If enacted, the law also would require states to restore voting rights for felons as soon as their sentences are completed. This provision faces a constitutional test, because Section 2 of the 14th Amendment grants states the authority to decide if and when felons may vote again.
The bill would require states to allow Election Day voter registration and online voter registration, which critics say is more prone to fraud. At the same time, it would make it more difficult for election officials to know whether the number of votes cast in their jurisdiction aligns with the number of eligible voters.
States would be required to automatically register all individuals to vote without that individual taking the initiative. States would pull voter information from state and government databases, such as a state Department of Motor Vehicles, the U.S. Social Security Administration, or corrections and welfare agencies. Such databases are not limited to U.S. citizens, the only ones legally eligible to vote in federal and state elections.
The legislation also would require states to allow teens age 16 and 17 to register to vote. However, a voter still would not be legally allowed to vote until age 18.
Some states already allow voters to cast a ballot in a primary at age 17 if they will be 18 by the time of the general election.
If the bill is enacted, the federal government would require states to count all ballots that a voter cast, even in the wrong precinct.
The legislation also would overhaul redistricting for election purposes after the next census.

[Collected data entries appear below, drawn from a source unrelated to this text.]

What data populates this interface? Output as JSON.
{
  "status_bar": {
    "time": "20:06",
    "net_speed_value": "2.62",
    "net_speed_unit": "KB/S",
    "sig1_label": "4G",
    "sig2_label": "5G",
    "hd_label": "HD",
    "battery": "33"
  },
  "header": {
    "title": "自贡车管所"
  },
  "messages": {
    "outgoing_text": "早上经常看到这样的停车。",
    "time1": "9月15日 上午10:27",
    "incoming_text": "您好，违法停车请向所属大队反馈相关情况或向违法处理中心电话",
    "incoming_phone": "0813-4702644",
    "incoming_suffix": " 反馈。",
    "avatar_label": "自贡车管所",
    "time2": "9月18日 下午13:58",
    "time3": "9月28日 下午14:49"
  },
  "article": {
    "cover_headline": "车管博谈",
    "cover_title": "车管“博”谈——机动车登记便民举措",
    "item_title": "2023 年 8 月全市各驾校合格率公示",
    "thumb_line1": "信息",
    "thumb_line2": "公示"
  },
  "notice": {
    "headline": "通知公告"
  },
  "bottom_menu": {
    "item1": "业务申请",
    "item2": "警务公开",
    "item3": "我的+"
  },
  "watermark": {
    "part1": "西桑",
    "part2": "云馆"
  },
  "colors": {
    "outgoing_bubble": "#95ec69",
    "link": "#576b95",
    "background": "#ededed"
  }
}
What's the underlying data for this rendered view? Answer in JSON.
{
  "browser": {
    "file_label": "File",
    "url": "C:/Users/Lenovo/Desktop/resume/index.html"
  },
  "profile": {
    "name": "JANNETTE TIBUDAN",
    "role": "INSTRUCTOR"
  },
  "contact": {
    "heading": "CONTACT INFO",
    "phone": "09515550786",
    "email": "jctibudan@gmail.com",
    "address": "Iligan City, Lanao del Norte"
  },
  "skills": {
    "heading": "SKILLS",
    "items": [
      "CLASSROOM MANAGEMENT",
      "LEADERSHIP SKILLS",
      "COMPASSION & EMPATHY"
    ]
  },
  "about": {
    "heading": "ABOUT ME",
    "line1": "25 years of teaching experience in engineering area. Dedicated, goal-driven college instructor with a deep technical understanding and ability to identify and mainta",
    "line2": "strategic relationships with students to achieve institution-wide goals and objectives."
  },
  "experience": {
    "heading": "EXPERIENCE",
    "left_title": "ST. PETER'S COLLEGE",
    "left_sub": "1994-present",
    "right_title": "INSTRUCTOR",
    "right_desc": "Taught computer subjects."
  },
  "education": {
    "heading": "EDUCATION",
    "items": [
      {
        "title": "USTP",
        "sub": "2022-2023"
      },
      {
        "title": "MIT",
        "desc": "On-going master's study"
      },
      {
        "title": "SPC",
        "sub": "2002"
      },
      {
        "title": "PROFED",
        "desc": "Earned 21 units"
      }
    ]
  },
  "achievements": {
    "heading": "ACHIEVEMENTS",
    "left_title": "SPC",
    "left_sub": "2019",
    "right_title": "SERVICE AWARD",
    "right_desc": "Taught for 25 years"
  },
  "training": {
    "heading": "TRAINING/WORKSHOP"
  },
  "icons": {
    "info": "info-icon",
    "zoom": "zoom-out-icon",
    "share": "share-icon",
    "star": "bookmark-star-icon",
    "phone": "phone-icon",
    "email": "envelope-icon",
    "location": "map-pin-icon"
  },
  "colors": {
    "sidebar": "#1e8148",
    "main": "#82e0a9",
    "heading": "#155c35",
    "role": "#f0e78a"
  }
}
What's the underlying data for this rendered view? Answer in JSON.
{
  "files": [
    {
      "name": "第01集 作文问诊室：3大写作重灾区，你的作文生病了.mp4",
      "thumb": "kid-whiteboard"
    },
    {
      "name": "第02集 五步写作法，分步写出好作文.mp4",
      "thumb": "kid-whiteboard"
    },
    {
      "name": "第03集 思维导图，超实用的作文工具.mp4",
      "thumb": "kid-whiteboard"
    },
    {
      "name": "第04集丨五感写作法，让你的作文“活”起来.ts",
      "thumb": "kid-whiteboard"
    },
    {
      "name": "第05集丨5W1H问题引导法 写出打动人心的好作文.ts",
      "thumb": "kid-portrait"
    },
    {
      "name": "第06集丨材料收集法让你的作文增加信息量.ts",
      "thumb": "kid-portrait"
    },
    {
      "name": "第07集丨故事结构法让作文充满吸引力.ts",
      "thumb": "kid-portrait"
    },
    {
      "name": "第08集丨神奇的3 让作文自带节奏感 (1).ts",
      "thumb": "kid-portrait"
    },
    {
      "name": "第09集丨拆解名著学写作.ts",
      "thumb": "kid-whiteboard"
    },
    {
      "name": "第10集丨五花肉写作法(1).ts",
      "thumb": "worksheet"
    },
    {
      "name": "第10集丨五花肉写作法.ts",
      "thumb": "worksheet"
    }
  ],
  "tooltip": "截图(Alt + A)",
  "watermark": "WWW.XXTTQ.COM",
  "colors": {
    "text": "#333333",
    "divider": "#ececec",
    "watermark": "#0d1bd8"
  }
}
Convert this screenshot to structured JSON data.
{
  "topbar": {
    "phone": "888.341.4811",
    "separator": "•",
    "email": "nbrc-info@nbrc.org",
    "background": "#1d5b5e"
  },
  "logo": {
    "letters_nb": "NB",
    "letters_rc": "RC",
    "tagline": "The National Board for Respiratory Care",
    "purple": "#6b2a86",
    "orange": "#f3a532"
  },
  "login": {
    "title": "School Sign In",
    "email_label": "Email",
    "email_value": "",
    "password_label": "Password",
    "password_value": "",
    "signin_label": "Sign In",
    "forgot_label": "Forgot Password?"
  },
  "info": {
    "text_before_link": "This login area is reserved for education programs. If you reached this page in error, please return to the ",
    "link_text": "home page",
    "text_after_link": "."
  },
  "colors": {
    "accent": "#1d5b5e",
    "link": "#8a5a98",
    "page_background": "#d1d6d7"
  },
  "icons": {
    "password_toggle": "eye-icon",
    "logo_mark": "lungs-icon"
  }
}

It would require states to appoint bureaucracies to draw congressional districts rather than allow state legislatures to draw the districts.
Also, the measure would require that noncitizens, both legal and illegal, be counted in drawing up congressional districts. This provision is particularly prone to a constitutional challenge because states long have had purview over the drawing of election districts.
The legislation would restrict jurisdictions in how they clean up voter registration rolls. Election officials could not evaluate voter eligibility through the U.S. Postal Service’s national change-of-address system to verify the address of registered voters. Election officials also would be restricted from using state programs that compare registration lists to determine whether individuals are registered in multiple states.
The six-member Federal Election Commission would cease being an evenly divided, bipartisan body with three members from each political party. The legislation would limit the presidentially appointed FEC to five members, with one side getting a partisan advantage.
Ken McIntyre contributed to this report.